Ecriture inclusive réussie

A contrario des féministes sectaires, elle a la clairvoyance de pratiquer une écriture inclusive réussie, une écriture inclusive au sens propre : une écriture qui, alors qu'elle ne parle que d'elle, n'exclut personne. Pas d'affreux points médians, uniquement des pointes sèches. Le « je » de Zadie Smith vous attache à elle et à vous-même. Son « je », c'est vous, même si vous n'êtes pas métisse, que vous n'avez pas les cheveux afro et la peau « marron », comme elle dit tout le temps. Sa « blackness » - le mot est resté en anglais dans le texte - ne la lâche pas d'une semelle. Toujours elle fouille l'identité noire, la conscience noire, les renversements raciaux. Mais elle parvient à ne pas perdre les Blancs en chemin. Elle a beau n'avoir pas un mot contre le mouvement Black Lives Matter ou le concept d'appropriation culturelle, elle a le wokisme intelligent. Elle se moque de certaines indignations vertueuses, y compris quand elle dit les avoir partagées, étudiante, à l'instar de la guerre du Daily Mail contre le film Crash !

Ses « évidences presque toujours intimes » se dégustent cul sec comme un granité vodka pomme verte

Zadie Smith

Affranchie des haines et des communautarismes, elle tient la barre : « Si certains hommes blancs sont plus nostalgiques à l'égard de l'histoire que quiconque à l'heure actuelle, ce n'est pas étonnant : leurs droits et privilèges remontent à loin. Pour une femme noire, la période de temps historique vivable est beaucoup plus courte. Je ne dis pas cela pour revendiquer le piédestal de la victime idéale ou de l'innocence au regard de l'histoire. Je sais très bien que mes ancêtres d'Afrique occidentale ont vendu et réduit en esclavage leurs cousines et cousins, ainsi que les membres des tribus voisines.

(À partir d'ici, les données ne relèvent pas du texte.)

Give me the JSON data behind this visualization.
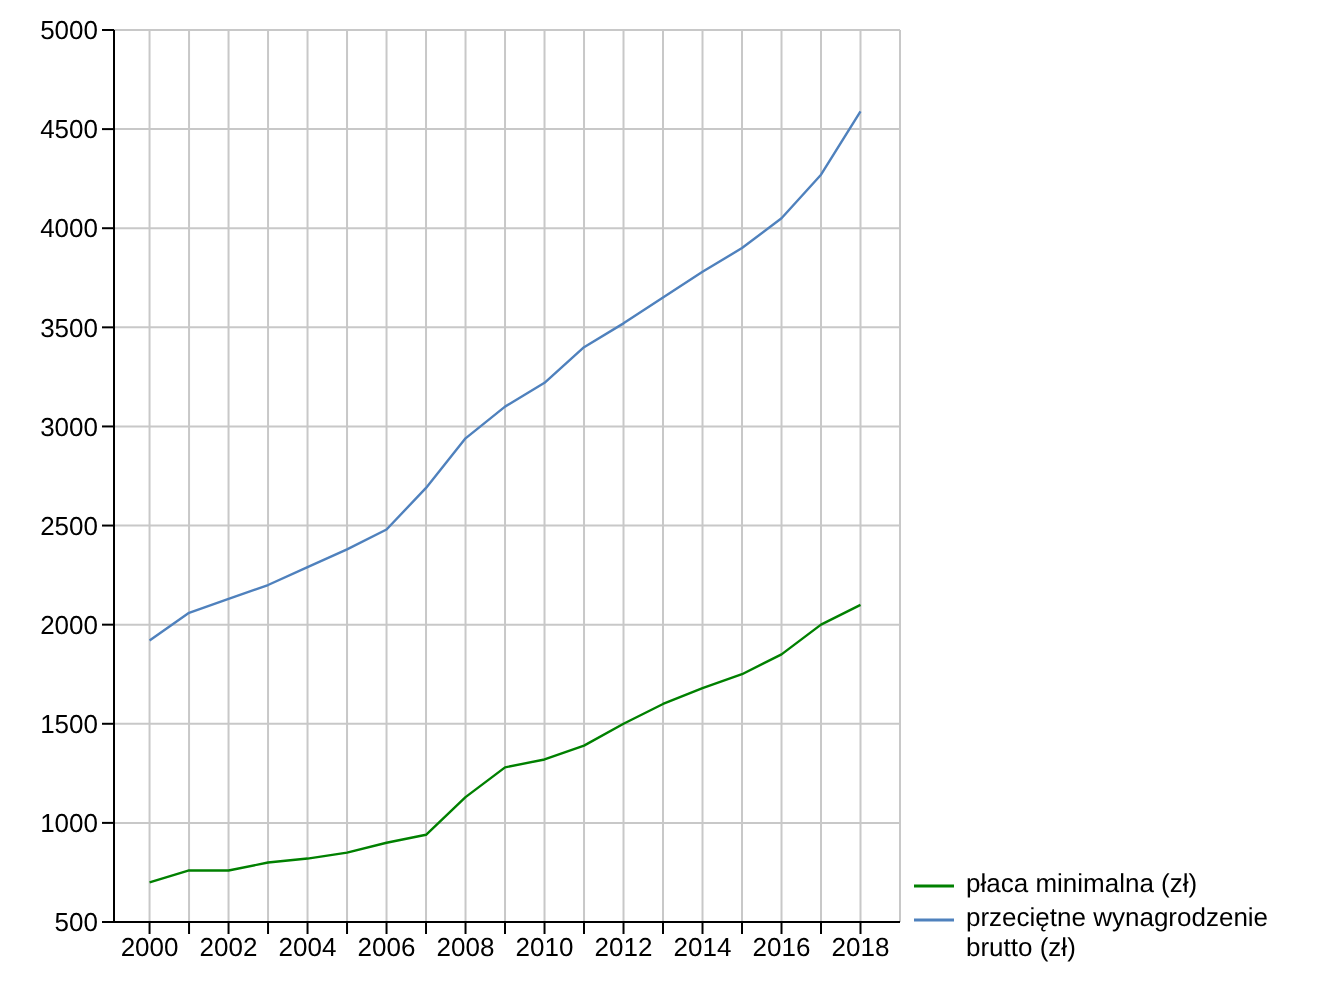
{
  "chart_data": {
    "type": "line",
    "x": [
      2000,
      2001,
      2002,
      2003,
      2004,
      2005,
      2006,
      2007,
      2008,
      2009,
      2010,
      2011,
      2012,
      2013,
      2014,
      2015,
      2016,
      2017,
      2018
    ],
    "series": [
      {
        "name": "płaca minimalna (zł)",
        "color": "#008000",
        "values": [
          700,
          760,
          760,
          800,
          820,
          850,
          900,
          940,
          1130,
          1280,
          1320,
          1390,
          1500,
          1600,
          1680,
          1750,
          1850,
          2000,
          2100
        ]
      },
      {
        "name": "przeciętne wynagrodzenie brutto (zł)",
        "color": "#4f81bd",
        "values": [
          1920,
          2060,
          2130,
          2200,
          2290,
          2380,
          2480,
          2690,
          2940,
          3100,
          3220,
          3400,
          3520,
          3650,
          3780,
          3900,
          4050,
          4270,
          4590
        ]
      }
    ],
    "xlim": [
      1999.1,
      2019
    ],
    "xticks": [
      2000,
      {
        "value": 2001,
        "label": null
      },
      2002,
      {
        "value": 2003,
        "label": null
      },
      2004,
      {
        "value": 2005,
        "label": null
      },
      2006,
      {
        "value": 2007,
        "label": null
      },
      2008,
      {
        "value": 2009,
        "label": null
      },
      2010,
      {
        "value": 2011,
        "label": null
      },
      2012,
      {
        "value": 2013,
        "label": null
      },
      2014,
      {
        "value": 2015,
        "label": null
      },
      2016,
      {
        "value": 2017,
        "label": null
      },
      2018
    ],
    "ylim": [
      500,
      5000
    ],
    "yticks": [
      500,
      1000,
      1500,
      2000,
      2500,
      3000,
      3500,
      4000,
      4500,
      5000
    ],
    "grid": true,
    "legend": "bottom right",
    "marker": "none",
    "line_style": "solid"
  }
}
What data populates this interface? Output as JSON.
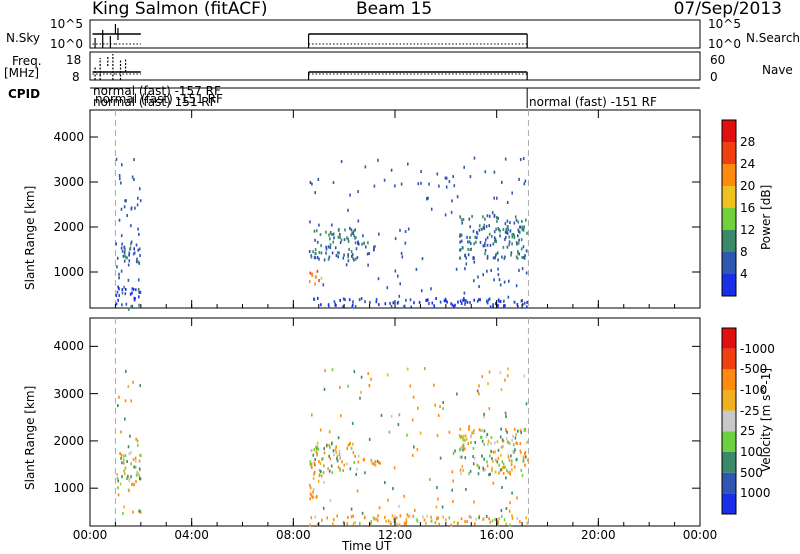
{
  "header": {
    "station": "King Salmon (fitACF)",
    "beam": "Beam 15",
    "date": "07/Sep/2013"
  },
  "left_labels": {
    "nsky": "N.Sky",
    "freq_line1": "Freq.",
    "freq_line2": "[MHz]",
    "cpid": "CPID"
  },
  "right_labels": {
    "nsearch": "N.Search",
    "nave": "Nave"
  },
  "cpid_text": {
    "overlap1": "normal (fast) -151 RF",
    "overlap2": "normal (fast) -157 RF",
    "overlap3": "normal (fast) 151 RF",
    "late": "normal (fast) -151 RF"
  },
  "axes": {
    "time_label": "Time UT",
    "time_ticks": [
      "00:00",
      "04:00",
      "08:00",
      "12:00",
      "16:00",
      "20:00",
      "00:00"
    ],
    "range_label": "Slant Range [km]",
    "range_ticks": [
      "1000",
      "2000",
      "3000",
      "4000"
    ],
    "noise_ticks_left": [
      "10^5",
      "10^0"
    ],
    "noise_ticks_right": [
      "10^5",
      "10^0"
    ],
    "freq_ticks_left": [
      "18",
      "8"
    ],
    "nave_ticks_right": [
      "60",
      "0"
    ]
  },
  "colorbars": {
    "power": {
      "label": "Power [dB]",
      "ticks": [
        "4",
        "8",
        "12",
        "16",
        "20",
        "24",
        "28"
      ],
      "colors": [
        "#1a2ee8",
        "#2f56b0",
        "#3a8a6a",
        "#72d13a",
        "#f0c020",
        "#ff8a10",
        "#f04010",
        "#e01010"
      ]
    },
    "velocity": {
      "label": "Velocity [m s^-1]",
      "ticks": [
        "1000",
        "500",
        "100",
        "25",
        "-25",
        "-100",
        "-500",
        "-1000"
      ],
      "colors": [
        "#1a2ee8",
        "#2f56b0",
        "#3a8a6a",
        "#6cd040",
        "#c8c8c8",
        "#f0b020",
        "#ff8a10",
        "#f04010",
        "#e01010"
      ]
    }
  },
  "chart_data": [
    {
      "type": "heatmap",
      "panel": "power",
      "xlabel": "Time UT",
      "ylabel": "Slant Range [km]",
      "xlim": [
        0,
        24
      ],
      "ylim": [
        200,
        4600
      ],
      "colorbar_label": "Power [dB]",
      "colorbar_range": [
        0,
        32
      ],
      "echo_regions": [
        {
          "t": [
            1.0,
            2.0
          ],
          "r": [
            1200,
            1700
          ],
          "value": 6
        },
        {
          "t": [
            1.0,
            2.0
          ],
          "r": [
            200,
            700
          ],
          "value": 5
        },
        {
          "t": [
            8.6,
            9.1
          ],
          "r": [
            700,
            1100
          ],
          "value": 22
        },
        {
          "t": [
            8.6,
            10.5
          ],
          "r": [
            1300,
            2000
          ],
          "value": 8
        },
        {
          "t": [
            10.5,
            11.5
          ],
          "r": [
            1500,
            1700
          ],
          "value": 6
        },
        {
          "t": [
            8.6,
            17.2
          ],
          "r": [
            250,
            450
          ],
          "value": 4
        },
        {
          "t": [
            14.5,
            17.2
          ],
          "r": [
            1300,
            2300
          ],
          "value": 8
        }
      ]
    },
    {
      "type": "heatmap",
      "panel": "velocity",
      "xlabel": "Time UT",
      "ylabel": "Slant Range [km]",
      "xlim": [
        0,
        24
      ],
      "ylim": [
        200,
        4600
      ],
      "colorbar_label": "Velocity [m s^-1]",
      "colorbar_ticks": [
        1000,
        500,
        100,
        25,
        -25,
        -100,
        -500,
        -1000
      ],
      "echo_regions": [
        {
          "t": [
            1.0,
            2.0
          ],
          "r": [
            1100,
            1800
          ],
          "value": 0
        },
        {
          "t": [
            8.6,
            9.2
          ],
          "r": [
            800,
            1300
          ],
          "value": -150
        },
        {
          "t": [
            8.6,
            10.5
          ],
          "r": [
            1300,
            2000
          ],
          "value": 0
        },
        {
          "t": [
            10.5,
            11.5
          ],
          "r": [
            1500,
            1700
          ],
          "value": -200
        },
        {
          "t": [
            8.6,
            17.2
          ],
          "r": [
            250,
            450
          ],
          "value": -100
        },
        {
          "t": [
            14.5,
            17.2
          ],
          "r": [
            1300,
            2300
          ],
          "value": 0
        }
      ]
    }
  ]
}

Je ne crois pas que quiconque, personnalité politique ou individu, puisse être purement innocent et d'une rectitude absolue. »

Un « fouillis » qu'elle démêle avec une grâce d'écrivaine-danseuse

L'« humaniste sentimentale » qu'elle est - selon le diagnostic de l'une de ses amies - échappe aux chaussetrapes idéologiques pour faire entendre, à chaque ligne, et entre les lignes aussi, la musique de la vie, du vitalisme et du vivre-ensemble. « Qu'ils le veuillent ou non, les Américaines et Américains constituent un seul peuple. (Et le binaire noir et blanc n'est qu'une partie de la couleur de peau infiniment plus variée de cette nation.) La lobotomie, c'est une cassure nette ; la vraie vie est bien plus fouillis. » Et c'est ce « fouillis » qu'elle démêle avec une grâce d'écrivaine-danseuse ! Pas n'importe quelle danseuse, s'il vous plaît.

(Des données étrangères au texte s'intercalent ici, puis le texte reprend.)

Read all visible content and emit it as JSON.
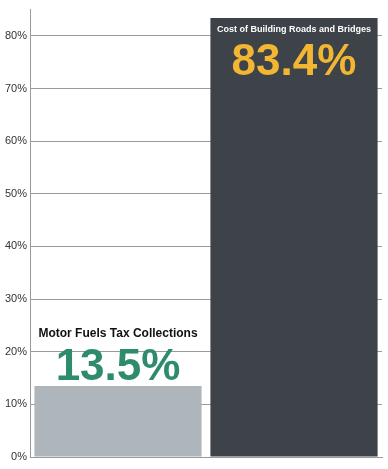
{
  "chart_data": {
    "type": "bar",
    "categories": [
      "Motor Fuels Tax Collections",
      "Cost of Building Roads and Bridges"
    ],
    "values": [
      13.5,
      83.4
    ],
    "value_labels": [
      "13.5%",
      "83.4%"
    ],
    "colors": [
      "#aeb6bb",
      "#3d4349"
    ],
    "ylim": [
      0,
      85
    ],
    "yticks": [
      {
        "value": 0,
        "label": "0%"
      },
      {
        "value": 10,
        "label": "10%"
      },
      {
        "value": 20,
        "label": "20%"
      },
      {
        "value": 30,
        "label": "30%"
      },
      {
        "value": 40,
        "label": "40%"
      },
      {
        "value": 50,
        "label": "50%"
      },
      {
        "value": 60,
        "label": "60%"
      },
      {
        "value": 70,
        "label": "70%"
      },
      {
        "value": 80,
        "label": "80%"
      }
    ],
    "grid": true,
    "data_labels": true,
    "tick_labels": "y"
  }
}
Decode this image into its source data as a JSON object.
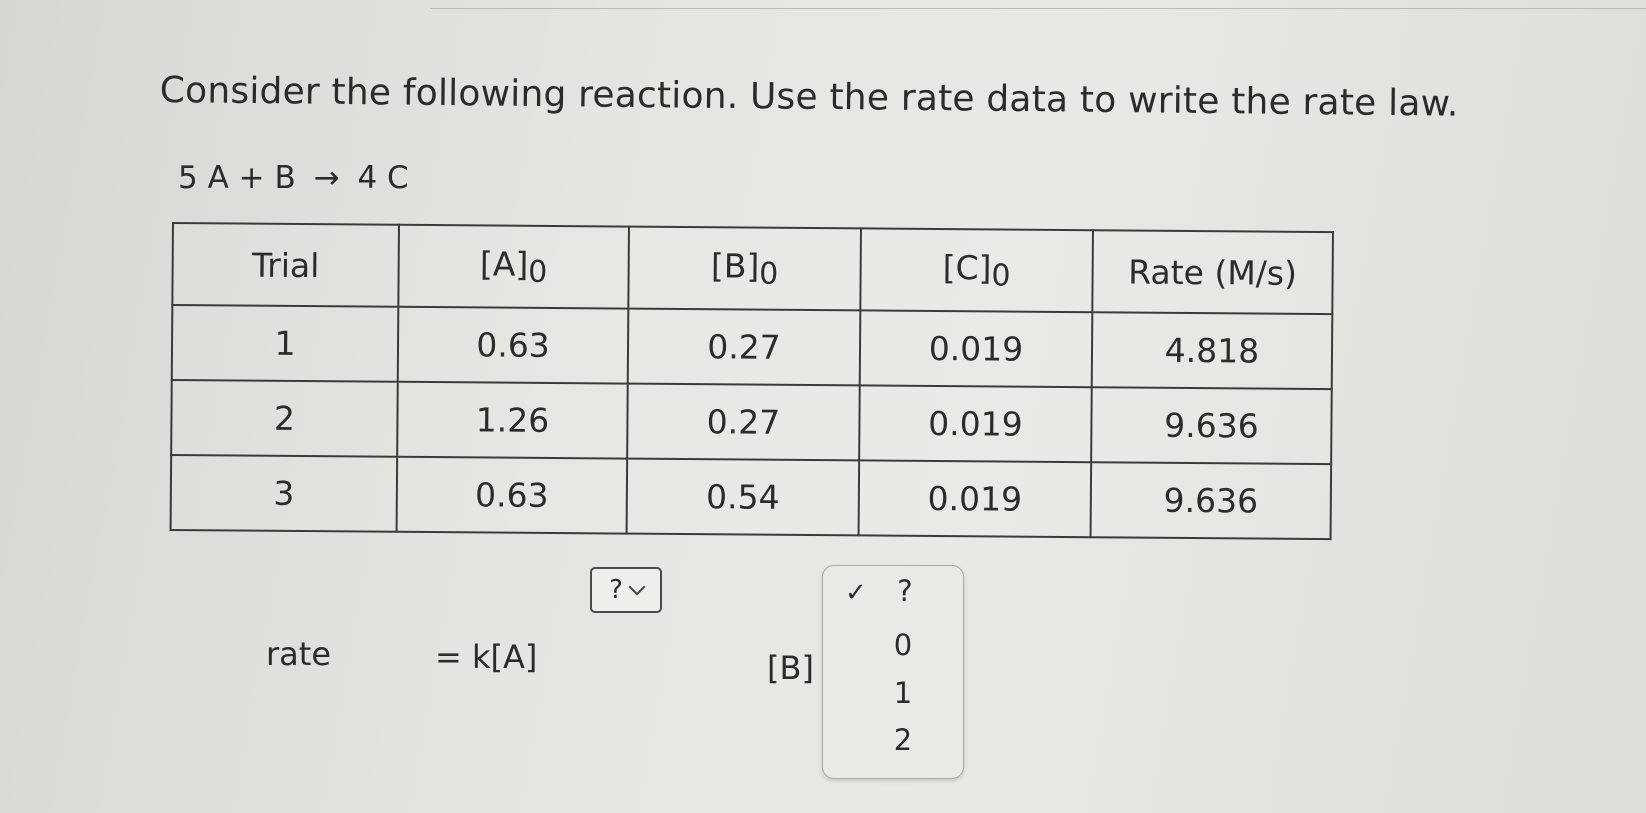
{
  "question": "Consider the following reaction. Use the rate data to write the rate law.",
  "equation": {
    "left": "5 A + B",
    "arrow": "→",
    "right": "4 C"
  },
  "table": {
    "headers": [
      "Trial",
      "[A]",
      "[B]",
      "[C]",
      "Rate (M/s)"
    ],
    "zero_sub": "0",
    "rows": [
      [
        "1",
        "0.63",
        "0.27",
        "0.019",
        "4.818"
      ],
      [
        "2",
        "1.26",
        "0.27",
        "0.019",
        "9.636"
      ],
      [
        "3",
        "0.63",
        "0.54",
        "0.019",
        "9.636"
      ]
    ]
  },
  "rate_law": {
    "label": "rate",
    "k_expr": "= k[A]",
    "b_expr": "[B]",
    "order_a_value": "?",
    "order_b_options": [
      "?",
      "0",
      "1",
      "2"
    ],
    "order_b_selected": "?",
    "check_mark": "✓"
  }
}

Elle « prend comme une leçon » la différence qu'elle décèle entre Harold et Fayard Nicholas, ces deux frères entrés dans la légende des danseurs de claquettes : « Fayard m'a l'air plus concerné par la responsabilité de ce qu'il représente en dansant : il ressemble à son rôle, il incarne le rôle, il est parfaitement adapté. Il est formel, contenu, techniquement inattaquable : il fait honneur à ses origines. Harold, lui, cède à la joie. Ses cheveux le trahissent : lorsqu'il danse, ils se libèrent de la brillantine, et ses irrépressibles boucles afro réapparaissent sans qu'il cherche à les dompter. »

Et de vous exhorter : « Entre la bienséance et la joie, optez pour la joie. » Quelques pages auparavant, elle comparait Prince et Michael Jackson. « On dansera jusqu'à la fin des temps comme Michael Jackson. Mais Prince, le précieux, l'illusoire Prince, son nom sombrera dans le puits de l'oubli. De Prince, une écrivaine pourrait tirer la leçon que l'illusion peut avoir une beauté plus profonde que la lisibilité. » On aura compris qu'elle a choisi Prince, Michael Jackson lui inspirant ce commentaire définitif : « Quand on est un monument, on n'a aucune liberté. » Ne prouve-t-elle pas, elle, exactement l'inverse : que la liberté peut triompher, même d'un « monument » ? De cette liberté elle nous fait le cadeau.

FEEL FREE - ESSAIS À VOCATION LIBRE Zadie Smith, traduit de l'anglais (Royaume- Uni) par Laetitia Devaux, Gallimard, 400 pages, 25 euros.